Filevine is a Legal AI company delivering Legal Operating Intelligence for the future of legal work. Grounded in a singular system of truth, Filevine brings together data, documents, workflows, and teams into one unified platform—where modern legal work happens with clarity and consistency.
Powered by LOIS, the Legal Operating Intelligence System, Filevine connects context across every matter to transform legal operations from reactive to proactive. LOIS reads, understands, and reasons across your data to surface insight, automate complexity, and give professionals the clarity and confidence to see more, know more, and do more. Fueled by a team of exceptional collaborators and innovators, Filevine’s rapid growth has earned AI awards and recognition from Deloitte and Inc. as one of the most innovative and fastest-growing technology companies in the country.
Role Summary:
As a Site Reliability Engineer, you will ensure the reliability, scalability, and performance of our AWS-based cloud infrastructure and applications. You'll bridge development and operations, automating processes, monitoring systems, and responding to incidents to maintain exceptional uptime for our mission-critical legal platform. This role is ideal for someone who loves solving complex infrastructure challenges in a production environment. This is a full-time, in-office based role in Salt Lake City, Utah.
Responsibilities
- Design, implement, and maintain highly available, scalable infrastructure on AWS.
- Automate infrastructure provisioning, deployment, and monitoring using IaC tools (e.g., Terraform, CloudFormation).
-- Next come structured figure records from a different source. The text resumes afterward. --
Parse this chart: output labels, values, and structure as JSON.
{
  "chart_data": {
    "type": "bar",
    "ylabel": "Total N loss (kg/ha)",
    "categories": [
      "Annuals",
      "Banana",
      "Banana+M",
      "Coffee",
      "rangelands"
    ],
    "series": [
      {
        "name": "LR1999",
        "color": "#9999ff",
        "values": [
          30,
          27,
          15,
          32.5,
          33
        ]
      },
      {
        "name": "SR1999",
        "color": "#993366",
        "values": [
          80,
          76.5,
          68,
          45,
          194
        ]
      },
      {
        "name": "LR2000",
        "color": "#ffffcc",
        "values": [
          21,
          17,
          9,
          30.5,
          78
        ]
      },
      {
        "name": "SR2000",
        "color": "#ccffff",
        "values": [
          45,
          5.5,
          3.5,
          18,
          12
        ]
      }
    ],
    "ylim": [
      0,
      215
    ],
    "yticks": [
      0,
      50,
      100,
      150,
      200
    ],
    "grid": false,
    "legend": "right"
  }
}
- Monitor system health, performance, and capacity; proactively identify and resolve issues.
- Participate in on-call rotation to respond to and resolve production incidents.
- Collaborate with development teams to improve observability, logging, and alerting.
- Drive continuous improvement in reliability through chaos engineering, load testing, and post-incident reviews.
- Ensure security best practices and compliance requirements are embedded in our infrastructure.
- Optimize costs while maintaining performance and reliability standards.
Qualifications
- 3-5 years of experience in Site Reliability Engineering, DevOps, or similar roles.
- Deep expertise with AWS services (e.g., EC2, ECS/EKS, RDS, Lambda, S3, VPC, CloudWatch, etc.).
- Proficiency in infrastructure as code (Terraform preferred) and CI/CD pipelines.
- Strong scripting/programming skills (e.g., Python, Bash, Go).
- Experience with monitoring and observability tools (e.g., Datadog, Prometheus, Grafana, ELK stack).
- Solid understanding of networking, Linux systems, and container orchestration (Dockers).
- Proven ability to troubleshoot complex, distributed systems issues.
- Bachelor's degree in Computer Science, Engineering, or equivalent experience.
Nice-to-have
- AWS certifications (e.g., Solutions Architect, DevOps Engineer).
- Experience in SaaS environments or regulated industries (legal tech a plus).
- Familiarity with microservices, serverless architectures, and database reliability.
- Passion for building resilient systems that support high-stakes workflows.